The Fund Development Plan Workshop • Wed., Oct. 31st at the MHLS Auditorium, 9:30 a.m.–12:30 p.m. | Planning for fundraising can be a daunting task for library trustees, staff and volunteers. This workshop is designed to help you organize your fundraising efforts for maximum success. The workshop covers: Key Concepts in Fundraising, Creating a Development/Fundraising Plan for Your Library, and Fundraising Strategies.
Capital Campaign Basics Workshop • Fri., Nov. 9th at the MHLS Auditorium, 9:30 a.m.–12:30 p.m. | A capital campaign can seem overwhelming for trustees and staff. This workshop will take you through steps you can replicate for successful campaign planning. The workshop covers: Essentials of a Successful Campaign; Conducting a Readiness Assessment; Strategies, Structure and Rules; Choosing and Using a Fundraising Consultant.
To register for one or both of these workshops, send an e-mail to signup@midhudson.org with your name and library by Friday, October 26, 2001. Or mail the information to MHLS, c/o Lena Smolon, Outreach and Education Services Assistant, 103 Market Street, Poughkeepsie, New York 12601.
Board Presidents Forum • Thurs., Nov. 1st, 6–8 p.m. at the MHLS Auditorium | “The Role of the Board President” presented by Doug Sauer, Executive Director, Council of Community Services of New York State, Inc. Through his role as CCSNYS Executive Director (1982–present) Mr. Sauer has conducted extensive governance trainings for nonprofit boards of directors and executive-level staff. He has provided a wide range of technical assistance in the areas of organizational development, strategic planning, financial management, human resources, board development, mergers and collaboration. Mr. Sauer also serves on the Nonprofit Advisory Committee, led by the New York State Office of the Comptroller, and on the E-Grants Committee, co-led by the Comptroller’s Office and the State Office of Technology. To register, send an e-mail to signup@ midhudson.org with your name and library by Friday, October 26, 2001. Or mail the information to MHLS, c/o Lena Smolon, Outreach and Education Services Assistant, 103 Market Street, Poughkeepsie, New York 12601.
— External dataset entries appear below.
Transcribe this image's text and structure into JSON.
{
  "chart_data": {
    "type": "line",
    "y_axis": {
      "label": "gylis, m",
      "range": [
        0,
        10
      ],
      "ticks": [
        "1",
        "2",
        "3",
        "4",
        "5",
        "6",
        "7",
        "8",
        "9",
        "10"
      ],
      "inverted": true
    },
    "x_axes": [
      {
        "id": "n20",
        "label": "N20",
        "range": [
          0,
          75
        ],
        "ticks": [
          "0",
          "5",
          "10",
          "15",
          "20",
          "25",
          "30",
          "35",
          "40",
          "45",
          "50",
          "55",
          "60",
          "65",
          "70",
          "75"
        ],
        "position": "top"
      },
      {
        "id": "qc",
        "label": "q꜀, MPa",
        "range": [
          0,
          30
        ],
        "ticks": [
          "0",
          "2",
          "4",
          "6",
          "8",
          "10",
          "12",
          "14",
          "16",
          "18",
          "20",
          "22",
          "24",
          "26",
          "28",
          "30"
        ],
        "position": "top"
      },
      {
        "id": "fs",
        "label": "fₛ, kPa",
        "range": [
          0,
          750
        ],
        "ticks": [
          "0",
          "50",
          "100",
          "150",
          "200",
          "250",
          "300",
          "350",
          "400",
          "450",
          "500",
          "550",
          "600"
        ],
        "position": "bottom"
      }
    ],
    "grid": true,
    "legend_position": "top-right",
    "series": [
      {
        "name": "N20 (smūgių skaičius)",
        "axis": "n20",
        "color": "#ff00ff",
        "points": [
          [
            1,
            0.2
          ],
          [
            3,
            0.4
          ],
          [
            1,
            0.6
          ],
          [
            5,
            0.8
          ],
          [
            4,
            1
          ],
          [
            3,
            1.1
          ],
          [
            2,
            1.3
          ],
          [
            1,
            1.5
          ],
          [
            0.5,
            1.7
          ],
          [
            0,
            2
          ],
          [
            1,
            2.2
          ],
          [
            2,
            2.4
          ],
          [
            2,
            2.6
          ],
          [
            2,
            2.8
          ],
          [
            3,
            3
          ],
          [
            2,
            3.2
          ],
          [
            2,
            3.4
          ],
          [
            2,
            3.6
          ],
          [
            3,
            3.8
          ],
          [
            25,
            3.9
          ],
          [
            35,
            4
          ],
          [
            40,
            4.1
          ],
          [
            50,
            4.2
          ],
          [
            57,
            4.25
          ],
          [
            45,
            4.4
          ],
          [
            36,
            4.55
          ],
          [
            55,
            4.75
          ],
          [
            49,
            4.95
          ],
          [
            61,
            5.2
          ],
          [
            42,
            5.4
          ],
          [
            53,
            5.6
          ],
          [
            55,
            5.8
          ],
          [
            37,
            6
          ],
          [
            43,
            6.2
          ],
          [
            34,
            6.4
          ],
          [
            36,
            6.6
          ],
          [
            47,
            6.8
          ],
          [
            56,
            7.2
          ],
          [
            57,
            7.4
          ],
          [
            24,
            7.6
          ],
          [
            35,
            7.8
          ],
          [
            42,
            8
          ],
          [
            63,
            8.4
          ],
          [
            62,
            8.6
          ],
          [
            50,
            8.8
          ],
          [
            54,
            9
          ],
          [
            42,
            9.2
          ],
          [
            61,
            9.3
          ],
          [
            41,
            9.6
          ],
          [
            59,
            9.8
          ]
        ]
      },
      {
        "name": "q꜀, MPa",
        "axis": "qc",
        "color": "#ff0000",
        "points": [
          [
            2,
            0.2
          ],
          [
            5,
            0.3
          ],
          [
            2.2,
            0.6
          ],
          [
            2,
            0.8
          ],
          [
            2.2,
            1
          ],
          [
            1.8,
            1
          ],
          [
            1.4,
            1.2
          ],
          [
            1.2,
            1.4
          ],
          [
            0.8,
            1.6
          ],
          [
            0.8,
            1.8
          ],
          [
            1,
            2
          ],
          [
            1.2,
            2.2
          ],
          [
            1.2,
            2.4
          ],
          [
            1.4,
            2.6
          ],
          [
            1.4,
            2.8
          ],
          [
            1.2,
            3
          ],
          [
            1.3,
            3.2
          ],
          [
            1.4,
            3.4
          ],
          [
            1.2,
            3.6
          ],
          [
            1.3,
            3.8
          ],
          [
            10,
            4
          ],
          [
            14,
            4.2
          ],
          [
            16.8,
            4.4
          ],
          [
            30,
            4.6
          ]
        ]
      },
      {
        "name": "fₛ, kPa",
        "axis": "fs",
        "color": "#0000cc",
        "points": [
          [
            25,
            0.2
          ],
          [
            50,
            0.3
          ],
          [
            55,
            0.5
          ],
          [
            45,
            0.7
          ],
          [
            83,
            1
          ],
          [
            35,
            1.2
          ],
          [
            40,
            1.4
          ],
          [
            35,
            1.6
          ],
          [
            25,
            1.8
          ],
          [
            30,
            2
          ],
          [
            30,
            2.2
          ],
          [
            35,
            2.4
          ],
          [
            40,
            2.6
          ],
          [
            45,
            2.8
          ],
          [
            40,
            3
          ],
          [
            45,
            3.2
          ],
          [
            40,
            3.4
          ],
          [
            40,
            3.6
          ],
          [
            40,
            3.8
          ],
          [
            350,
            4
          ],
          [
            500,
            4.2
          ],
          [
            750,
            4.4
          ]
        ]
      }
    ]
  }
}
The NYS Board Training Consortium’s “Achieving Excellence in Governance” Training Series, 2001 (provided through contract with the State of New York by CCSNYS). The following workshops in this series will be held at the Grand Hotel,Poughkeepsie. Register by Monday, November 12, 2001.
Duties and Responsibilities of Nonprofit Boards
(Thurs., Nov. 15th, 1–4 p.m. )
Understanding Your Legal Obligations as a Nonprofit Board Member
(Thurs., Nov. 15th, 5:30–8:30 p.m. & Friday, November 16th, 9 a.m.–12 p.m. )
Human Resource Issues for Nonprofit Boards
(Thurs., Nov. 15th, 1–4 p.m. )
Quality Assurance Responsibilities of Nonprofit Boards
(Thurs., Nov. 15th, 5:30–8:30 p.m.)
Fund Development for Nonprofit Boards
(Fri., Nov. 16th, 9 a.m.–12 p.m.)
You can register online at http://www.ccsnys.org/sbtc. Or you can request registration forms from Rebekkah Smith, Coordinator of Community Relations, MHLS (845.471.6060 ext. 239, e-mail rsmith@midhudson.org). You can also use one of the following registration options: Tel. 1.800.515.5012, ext.106, 8:30 a.m.– 4:30 p.m., Monday through Friday; Fax 518.434.0392; E-mail anevin@ccsnys.org.
PLEASE NOTE: To be eligible to attend these workshops, you must list your organization as the Mid-Hudson Library System, not your local library.